Sore yang gerimis. Saat itu aku tidak memiliki kegiatan apa pun selain melihat Jani dan Juan, dua keponakanku bertengkar memperebutkan bola kasti tepat di hadapanku. Mereka bergumul di atas karpet layaknya anak kucing yang bertengkar mainan. Aku hanya tersenyum simpul melihat tingkah dua bocah kembar berusia empat tahun itu. Tiba-tiba –entah dari mana datangnya- timbul pikiran di benakku untuk memiliki anak yang lahir dari rahimku sendiri. Anak yang akan mewarnai hari-hari tuaku dan menjadi permata hatiku. Mengobati rasa sepi yang semakin hari semakin menggerogotiku.
“Kembalikan, itu bola Juan.” Seru si Juan dengan mimik
marah.
“Bukan, ini punya Jani. Wee…” balas Jani sembari meleletkan
lidah.
Kali ini aku tertawa. Maaf, aku harus menginterupsimu dengan
kisah mereka berdua. Ayolah, jika kamu ada di sini, kamu tidak akan bisa
mengabaikan senyum tanpa dosa diantara mereka berdua. Terkadang aku
bertanya-tanya kenapa Tuhan menciptakan bayi dan anak-anak dengan wajah yang
terlihat lucu di mata orang dewasa? Kenapa mereka terlihat begitu menggemaskan
dan selalu mengundang rasa cinta dari orang-orang dewasa di sekitarnya? Mungkin
karena mereka tidak memiliki dosa dan tidak pernah berpikir untuk mencurangimu.

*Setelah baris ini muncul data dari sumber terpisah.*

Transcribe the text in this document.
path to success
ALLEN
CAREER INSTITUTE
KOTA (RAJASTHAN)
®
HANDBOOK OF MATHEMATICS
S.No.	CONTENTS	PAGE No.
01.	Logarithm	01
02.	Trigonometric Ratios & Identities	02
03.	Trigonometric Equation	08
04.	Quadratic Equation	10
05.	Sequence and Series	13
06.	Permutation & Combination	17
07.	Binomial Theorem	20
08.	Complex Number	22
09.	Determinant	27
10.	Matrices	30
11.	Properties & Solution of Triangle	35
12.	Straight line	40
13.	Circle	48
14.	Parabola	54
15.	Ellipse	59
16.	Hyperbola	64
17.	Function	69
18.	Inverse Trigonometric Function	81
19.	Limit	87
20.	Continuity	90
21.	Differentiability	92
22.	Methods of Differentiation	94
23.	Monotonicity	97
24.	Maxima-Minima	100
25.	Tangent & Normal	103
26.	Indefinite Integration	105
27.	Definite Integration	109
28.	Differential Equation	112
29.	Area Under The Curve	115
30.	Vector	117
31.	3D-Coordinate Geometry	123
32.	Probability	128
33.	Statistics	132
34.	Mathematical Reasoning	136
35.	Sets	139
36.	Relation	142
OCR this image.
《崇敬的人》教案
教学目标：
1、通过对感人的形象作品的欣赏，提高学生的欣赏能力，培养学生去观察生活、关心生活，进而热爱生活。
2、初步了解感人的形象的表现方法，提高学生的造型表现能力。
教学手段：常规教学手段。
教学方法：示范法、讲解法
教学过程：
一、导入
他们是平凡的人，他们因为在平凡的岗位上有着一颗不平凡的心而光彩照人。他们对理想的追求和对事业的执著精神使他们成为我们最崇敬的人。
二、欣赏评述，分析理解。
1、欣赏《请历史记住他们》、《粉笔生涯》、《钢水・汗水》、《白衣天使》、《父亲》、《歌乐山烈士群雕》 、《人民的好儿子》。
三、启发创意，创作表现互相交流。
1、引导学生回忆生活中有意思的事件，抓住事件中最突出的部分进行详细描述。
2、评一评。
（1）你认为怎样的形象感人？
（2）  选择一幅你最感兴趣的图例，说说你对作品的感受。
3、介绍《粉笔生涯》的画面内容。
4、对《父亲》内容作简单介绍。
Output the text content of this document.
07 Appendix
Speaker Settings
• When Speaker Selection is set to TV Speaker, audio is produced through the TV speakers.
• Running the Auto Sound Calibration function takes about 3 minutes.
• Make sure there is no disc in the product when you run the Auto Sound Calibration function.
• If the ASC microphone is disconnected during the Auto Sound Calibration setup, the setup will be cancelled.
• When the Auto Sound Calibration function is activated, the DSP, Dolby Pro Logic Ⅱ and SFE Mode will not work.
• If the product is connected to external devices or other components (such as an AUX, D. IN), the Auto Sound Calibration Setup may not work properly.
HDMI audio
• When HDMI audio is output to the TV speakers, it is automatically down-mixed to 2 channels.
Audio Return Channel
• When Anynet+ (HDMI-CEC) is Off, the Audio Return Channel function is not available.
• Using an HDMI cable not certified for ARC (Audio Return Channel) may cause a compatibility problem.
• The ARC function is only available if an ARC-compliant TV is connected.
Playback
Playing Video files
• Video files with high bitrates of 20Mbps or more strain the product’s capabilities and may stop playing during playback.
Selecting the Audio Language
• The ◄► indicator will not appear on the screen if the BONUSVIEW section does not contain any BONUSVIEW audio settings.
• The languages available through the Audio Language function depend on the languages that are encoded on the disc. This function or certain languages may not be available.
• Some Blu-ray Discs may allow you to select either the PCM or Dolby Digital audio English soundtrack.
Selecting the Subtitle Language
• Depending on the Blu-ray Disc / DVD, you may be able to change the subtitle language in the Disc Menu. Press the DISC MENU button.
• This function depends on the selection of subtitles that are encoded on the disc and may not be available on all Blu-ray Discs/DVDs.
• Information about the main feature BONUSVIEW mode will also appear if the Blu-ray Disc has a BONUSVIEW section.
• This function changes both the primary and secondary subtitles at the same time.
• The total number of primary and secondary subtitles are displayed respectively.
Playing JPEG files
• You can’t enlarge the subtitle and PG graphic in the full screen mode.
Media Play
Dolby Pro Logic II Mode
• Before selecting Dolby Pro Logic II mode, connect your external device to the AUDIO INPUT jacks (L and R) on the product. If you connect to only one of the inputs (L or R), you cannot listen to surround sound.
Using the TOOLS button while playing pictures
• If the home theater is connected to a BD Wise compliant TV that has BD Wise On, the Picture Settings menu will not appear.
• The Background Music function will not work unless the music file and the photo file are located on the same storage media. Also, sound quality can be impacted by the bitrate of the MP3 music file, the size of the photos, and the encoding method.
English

Mungkin bayi dan anak kecil tidak pernah tahu arti dari kosakata
‘pengkhianatan’ atau ‘kecurangan’. Ya, mungkin itulah alasannya kenapa aku
mencintai anak-anak. Dan kamu juga kan?
Aku sangat menginginkan anak. Tapi itu sepertinya satu hal
yang mustahil seperti mustahilnya seekor ayam bisa terbang layaknya elang.
Rahimku telah diangkat dua tahun yang lalu karena kanker yang menggerogotinya.
Aku tidak bisa berbuat apa-apa.
“Jani, Juan, ayo mandi sayang.” Itu teriakan Hasna, adik
perempuanku sekaligus ibu dari dua malaikat kecil yang sekarang masih bergumul
di hadapanku.
“Ayo, mandi dulu bareng Ummi.” Bujukku kepada dua bocah
kecil itu. Tanpa menunggu lama mereka berlarian menuju arah belakang,
menghampiri ibunya yang sudah siap dengan dua ember air hangat. Cuaca hari ini
sangat dingin dan tentunya dua bocah itu tidak kuat mandi dengan air dingin.
Sudah dua malam mereka menginap di rumah ini, rumah
peninggalan almarhum emak dan bapak. Hampir sepekan dua kali Hasna selalu
menyempatkan diri untuk menginap di rumah ini hanya untuk mengusir rasa suwung
dan menghilangkan kesepian yang selalu menyergap hatiku.
Kini aku tidak memiliki objek yang bisa aku perhatikan
selain melihat rintik-rintik hujan lewat kaca jendela yang buram. Tiba-tiba
samar-samar aku mendengar suara langkah kaki dari arah luar. Suara langkah kaki
itu semakin mendekat, mengetuk papan teras depan yang terbuat dari kayu jati.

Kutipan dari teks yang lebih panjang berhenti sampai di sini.